Comment le rappeur TOMM¥ €A$H disrupte le business du rap

Génie ou escroc ? Le rappeur estonien Tommy Cash a récemment créé un merchandising étonnant : un pull aux manches trop longues, des chaussures longues d’un mètre, des chaussons en forme de pain ou des nouilles non comestibles. Le tout en collaboration avec des grandes marques, et à des prix bien trop élevés. Une démarche quelque part entre le happening, l’art contemporain et le marketing.
  • Le chemin de la célébrité est parfois inattendu. Depuis le début des années 2010, le rappeur estonien Tommy Cash (stylisé en TOMM¥ €A$H) tente d’explorer ces chemins de traverse. Et le confinement lui donne les outils nécessaires pour cela. Entre happening conceptuel et blague potache, il a ainsi imaginé plusieurs produits merchandising pour le moins étonnants. Début mars, il présentait une collaboration avec Adidas, où il réimagine le modèle de chaussures Superstar. Chez lui, elles font désormais un mètre de long, ce qui les rend parfaitement inutilisables. Plus récemment, il s’est associé avec la Maison Margiela, menée par le sulfureux John Galliano. Via son site, on peut désormais acheter des pulls aux manches bien trop longues, pour 100 dollars, des chaussons en forme de miches de pains pour 95 dollars et même un sachet de nouilles japonaises pour 12 dollars, qui ne sont même pas comestibles.
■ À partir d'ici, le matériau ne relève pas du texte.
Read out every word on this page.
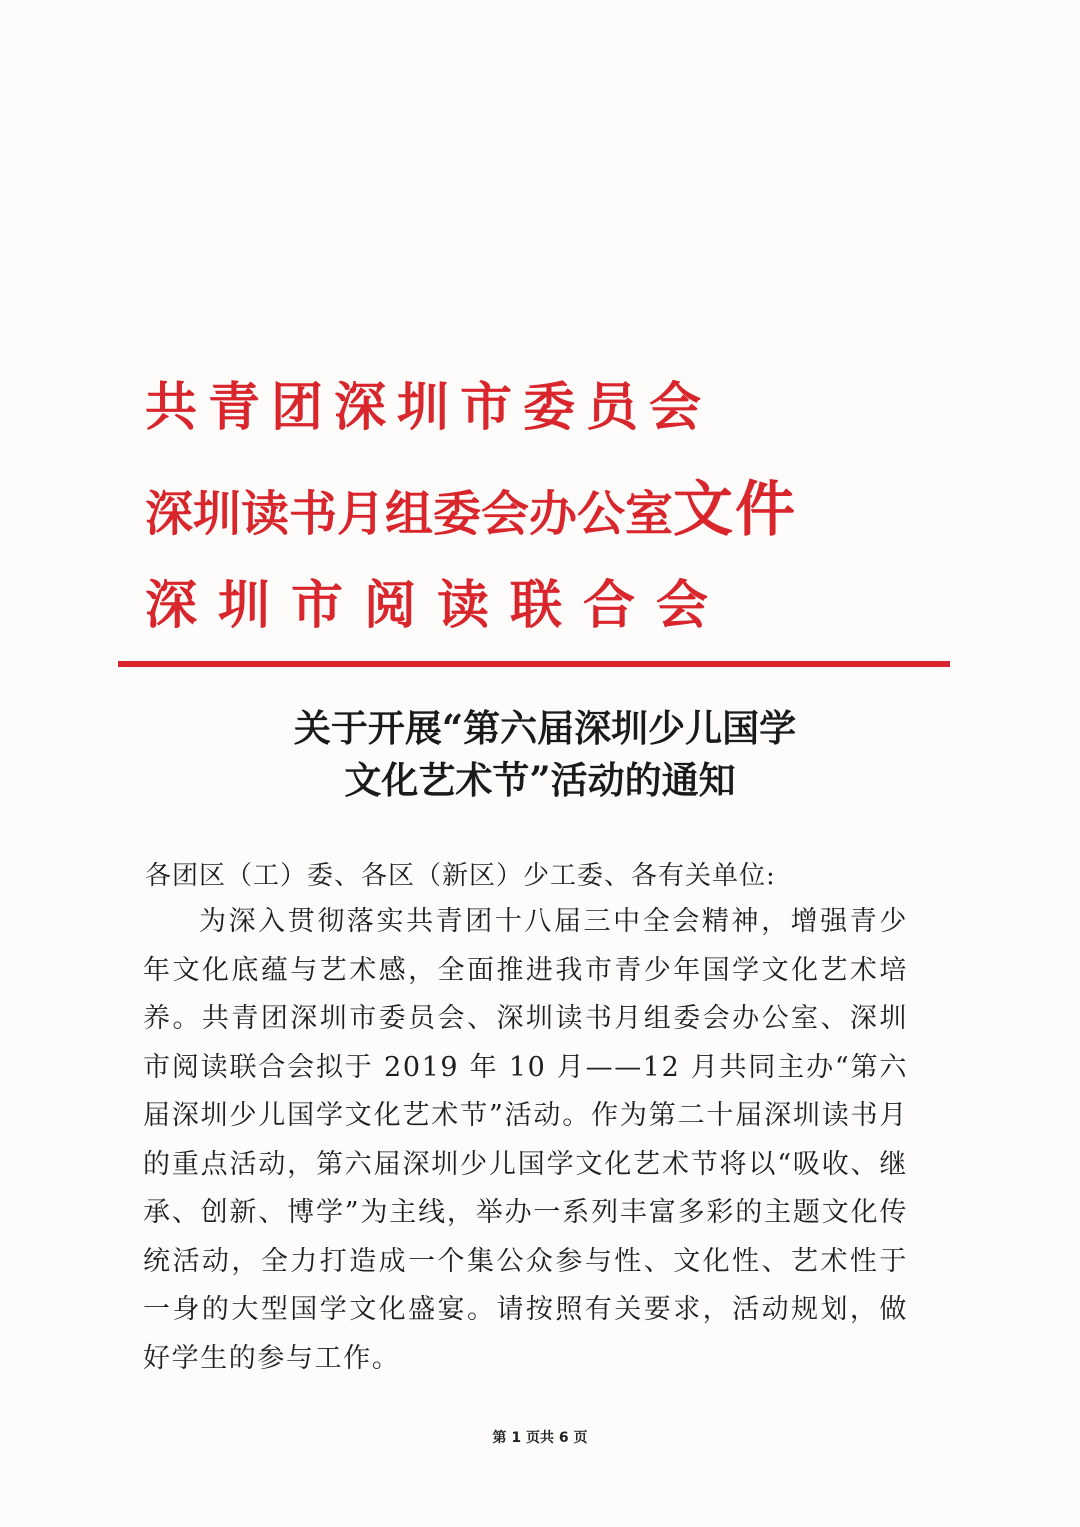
共青团深圳市委员会
深圳读书月组委会办公室文件
深圳市阅读联合会
关于开展“第六届深圳少儿国学
文化艺术节”活动的通知

各团区（工）委、各区（新区）少工委、各有关单位:

为深入贯彻落实共青团十八届三中全会精神，增强青少年文化底蕴与艺术感，全面推进我市青少年国学文化艺术培养。共青团深圳市委员会、深圳读书月组委会办公室、深圳市阅读联合会拟于 2019 年 10 月——12 月共同主办“第六届深圳少儿国学文化艺术节”活动。作为第二十届深圳读书月的重点活动，第六届深圳少儿国学文化艺术节将以“吸收、继承、创新、博学”为主线，举办一系列丰富多彩的主题文化传统活动，全力打造成一个集公众参与性、文化性、艺术性于一身的大型国学文化盛宴。请按照有关要求，活动规划，做好学生的参与工作。

第 1 页共 6 页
    Son but est de créer un discours ironique sur la société de consommation, à la manière d’un artiste contemporain. Pour appuyer encore cela, ces produits s’accompagnent d’un nouveau titre du rappeur. Enfin, plus ou moins, puisqu’il consiste en trois minutes trente de silence total, qu’il présente comme « l’hymne du confinment ». Avant qu’on ne se demande si on peut parler de plagiat du 4’33 de John Cage, l’Estonien explique : « Pour la plupart d'entre nous, être éveillé signifie être bombardé de sons, spécifiquement organisés pour la consommation. [...] Au lieu des oiseaux, nous écoutons des podcasts ou tout ce qui a été enregistré au cours des 144 dernières années. Au lieu d'informations sur notre environnement, nos oreilles reçoivent un déversement continu de news qui nous garde attaché à une source d'anxiété constante. »

    Cela fait longtemps que Tommy Cash navigue à la frontière entre musique populaire et art contemporain. Dès 2016, ses clips sont à la fois absurdes et conceptuels, comme si le musicien de 29 ans cherchait à la fois à reprendre les codes du rap, mais aussi à les détourner et les parodier. Cette démarche l’a amené à collaborer avec de nombreux artistes jouant également sur cette ambiguïté, notamment dans la sphère hyperpop : Charli XCX, 100 giecs, A.G. Cook, mais aussi le Français Lorenzo ou Boys Noise.

    Quant au monde de la mode, il commence à le fréquenter en 2019 grâce à Rick Owens, adepte de « l’antifashion » et du scandale. Les deux artistes font une exposition commune, où Cash présente déjà une première version de ses pantoufles en pain, mais aussi un pot rempli de son propre sperme, où un tableau le représentant nu et enceinte.

    Qu’on le pense escroc ou génie, cet artiste semble surtout parfaitement sincère dans sa démarche, cherchant à créer des œuvres originales et portant un discours, avec une grande ambition. Comme il l’explique au webzine Dummy : « Je veux être aussi connu que possible. Je veux toujours créer une idée demain qui soit meilleure que celle d’aujourd’hui. Je ne comprends pas pourquoi on produirait quelque chose et ne pas vouloir que les gens l’aiment, l’apprécient, ou au moins reconnaissent l’effort réalisé. Je pense que j’ai toujours voulu être comme Jim Morrisson. Quelqu’un de populaire, mais qui existe en dehors et se moque des éléments les plus inauthentiques de l’industrie ». Tommy Cash est ainsi dans cet équilibre difficile entre ironie et sincérité, conceptualité et efficacité. Si on laisse chacun juge de la pertinence de son œuvre, on pourra toujours saluer le fait qu’il aille jusqu’au bout de la blague.